Hi, OP. Rose asked me to take a look at this thread, as my husband has travelled for work/lived away most of the last several years.
I understand where the folks who are telling you you need to be home are coming from. But my experience is that if your head is not in the game, and into meeting her needs while at home, it really does not matter much if you are home or not. Iow, if you are a 4th kid, keep the job you have, as it will be less work for her. Sorry if that sounds harsh.
A big difference between your wife and me is that I have always wanted physical and emotional intimacy when my husband has been home. I don't really understand this once or twice a month sex idea.

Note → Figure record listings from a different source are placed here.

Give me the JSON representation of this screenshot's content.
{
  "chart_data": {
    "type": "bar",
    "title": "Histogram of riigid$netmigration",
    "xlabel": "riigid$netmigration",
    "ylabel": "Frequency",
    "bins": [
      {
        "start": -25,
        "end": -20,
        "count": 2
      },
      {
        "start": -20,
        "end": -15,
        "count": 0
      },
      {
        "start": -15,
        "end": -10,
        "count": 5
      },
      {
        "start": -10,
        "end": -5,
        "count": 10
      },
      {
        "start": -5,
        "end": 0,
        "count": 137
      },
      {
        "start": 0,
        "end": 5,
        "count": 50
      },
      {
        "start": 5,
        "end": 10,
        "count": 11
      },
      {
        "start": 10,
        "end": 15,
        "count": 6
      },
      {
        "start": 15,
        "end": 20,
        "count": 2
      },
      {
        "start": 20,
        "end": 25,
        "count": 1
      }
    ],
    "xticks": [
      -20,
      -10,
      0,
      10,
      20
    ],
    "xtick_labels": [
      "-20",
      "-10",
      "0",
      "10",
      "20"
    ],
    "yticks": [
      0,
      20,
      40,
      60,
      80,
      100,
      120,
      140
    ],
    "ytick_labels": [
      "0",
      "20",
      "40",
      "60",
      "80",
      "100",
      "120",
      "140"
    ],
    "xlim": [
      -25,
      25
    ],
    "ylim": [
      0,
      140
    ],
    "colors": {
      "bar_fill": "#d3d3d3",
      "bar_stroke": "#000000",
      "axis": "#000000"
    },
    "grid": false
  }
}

I have heard that some women get really into their kids and lose interest in their husbands. Could be the case with your wife. She does seem super involved with the kids.

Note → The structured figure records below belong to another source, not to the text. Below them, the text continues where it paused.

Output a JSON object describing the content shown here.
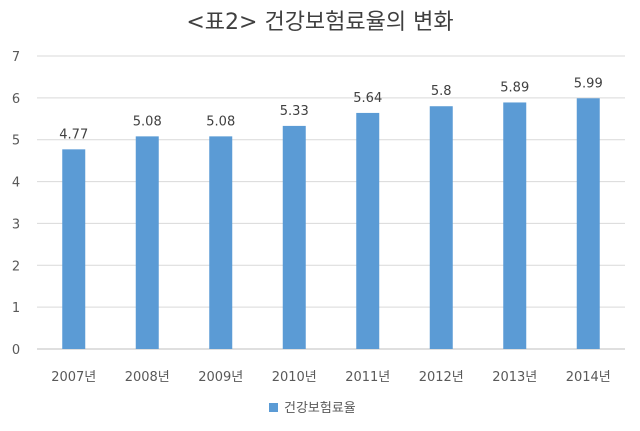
{
  "chart_data": {
    "type": "bar",
    "title": "<표2> 건강보험료율의 변화",
    "categories": [
      "2007년",
      "2008년",
      "2009년",
      "2010년",
      "2011년",
      "2012년",
      "2013년",
      "2014년"
    ],
    "series": [
      {
        "name": "건강보험료율",
        "values": [
          4.77,
          5.08,
          5.08,
          5.33,
          5.64,
          5.8,
          5.89,
          5.99
        ],
        "labels": [
          "4.77",
          "5.08",
          "5.08",
          "5.33",
          "5.64",
          "5.8",
          "5.89",
          "5.99"
        ],
        "color": "#5b9bd5"
      }
    ],
    "ylim": [
      0,
      7
    ],
    "yticks": [
      "0",
      "1",
      "2",
      "3",
      "4",
      "5",
      "6",
      "7"
    ],
    "grid": true,
    "legend_position": "bottom",
    "xlabel": "",
    "ylabel": ""
  }
}
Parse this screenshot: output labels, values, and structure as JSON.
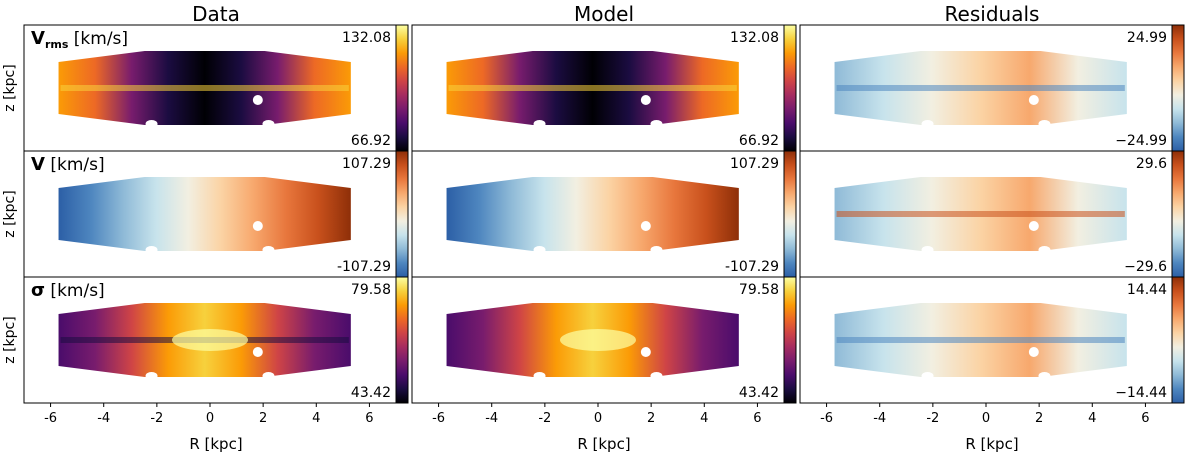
{
  "chart_data": {
    "type": "heatmap",
    "title": "",
    "columns": [
      {
        "id": "data",
        "title": "Data"
      },
      {
        "id": "model",
        "title": "Model"
      },
      {
        "id": "residuals",
        "title": "Residuals"
      }
    ],
    "rows": [
      {
        "id": "vrms",
        "label_main": "V",
        "label_sub": "rms",
        "label_unit": " [km/s]",
        "colormap": "inferno",
        "panels": [
          {
            "column": "data",
            "vmin_label": "66.92",
            "vmax_label": "132.08",
            "vmin": 66.92,
            "vmax": 132.08
          },
          {
            "column": "model",
            "vmin_label": "66.92",
            "vmax_label": "132.08",
            "vmin": 66.92,
            "vmax": 132.08
          },
          {
            "column": "residuals",
            "vmin_label": "−24.99",
            "vmax_label": "24.99",
            "vmin": -24.99,
            "vmax": 24.99,
            "colormap": "RdYlBu_r"
          }
        ]
      },
      {
        "id": "v",
        "label_main": "V",
        "label_sub": "",
        "label_unit": " [km/s]",
        "colormap": "RdYlBu_r",
        "panels": [
          {
            "column": "data",
            "vmin_label": "-107.29",
            "vmax_label": "107.29",
            "vmin": -107.29,
            "vmax": 107.29
          },
          {
            "column": "model",
            "vmin_label": "-107.29",
            "vmax_label": "107.29",
            "vmin": -107.29,
            "vmax": 107.29
          },
          {
            "column": "residuals",
            "vmin_label": "−29.6",
            "vmax_label": "29.6",
            "vmin": -29.6,
            "vmax": 29.6
          }
        ]
      },
      {
        "id": "sigma",
        "label_main": "σ",
        "label_sub": "",
        "label_unit": " [km/s]",
        "colormap": "inferno",
        "panels": [
          {
            "column": "data",
            "vmin_label": "43.42",
            "vmax_label": "79.58",
            "vmin": 43.42,
            "vmax": 79.58
          },
          {
            "column": "model",
            "vmin_label": "43.42",
            "vmax_label": "79.58",
            "vmin": 43.42,
            "vmax": 79.58
          },
          {
            "column": "residuals",
            "vmin_label": "−14.44",
            "vmax_label": "14.44",
            "vmin": -14.44,
            "vmax": 14.44,
            "colormap": "RdYlBu_r"
          }
        ]
      }
    ],
    "ylabel": "z [kpc]",
    "xlabel": "R [kpc]",
    "xlim": [
      -7,
      7
    ],
    "xticks": [
      -6,
      -4,
      -2,
      0,
      2,
      4,
      6
    ],
    "xtick_labels": [
      "-6",
      "-4",
      "-2",
      "0",
      "2",
      "4",
      "6"
    ],
    "disk_extent_R": [
      -5.7,
      5.3
    ]
  },
  "colors": {
    "inferno": [
      "#000004",
      "#1b0c41",
      "#4a0c6b",
      "#781c6d",
      "#a52c60",
      "#cf4446",
      "#ed6925",
      "#fb9b06",
      "#f7d13d",
      "#fcffa4"
    ],
    "rdylbu_r": [
      "#2c5fa6",
      "#4e86bf",
      "#8fbad7",
      "#c7e3ec",
      "#f2efe1",
      "#fbd3a4",
      "#f7a86d",
      "#e8773d",
      "#c8501c",
      "#8e2f08"
    ],
    "frame": "#000000",
    "mask": "#ffffff"
  }
}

My husband is not one to be resentful if for some reason we do not have it every day he is home. He initiates, and I usually respond. But if I don't, it is no big deal. He just kisses my forehead and we both go to sleep. No resentment.

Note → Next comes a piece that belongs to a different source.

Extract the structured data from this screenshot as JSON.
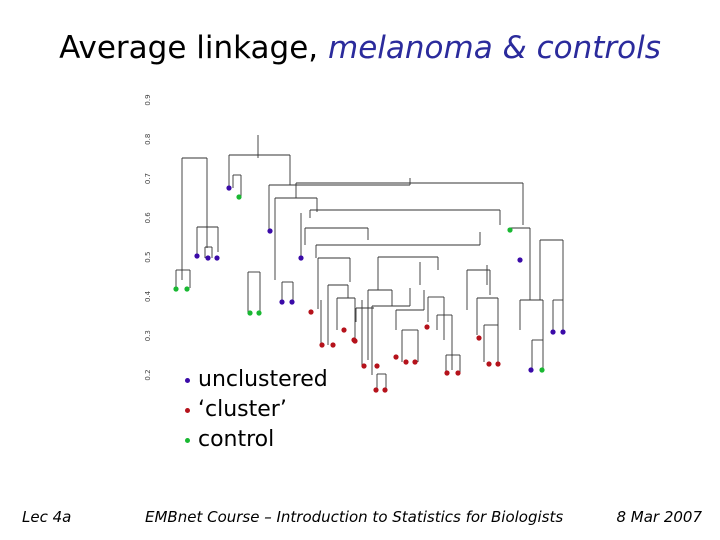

If you are needy or whiny or pouting or anything like that, stop. That is surely unattractive. Just try to inspire her interest, if possible. No guilting allowed.
Just thinking about this more . . . my husband can be pretty nurturing. And even when he is not nurturing, he is not demanding or needy. So between giving to me, and not taking on a personal level from me, it allows desire to build on my end. The last thing a mom of little ones needs is a husband taking from her.
Do you really like your job? I would hesitate to quit if you really like it, especially if you are unlikely to make as much money at a local job, and if your wife is not in agreement with the change.
Good luck, OP. I hope something in here helps. And remember: kids are not little forever. This too shall pass.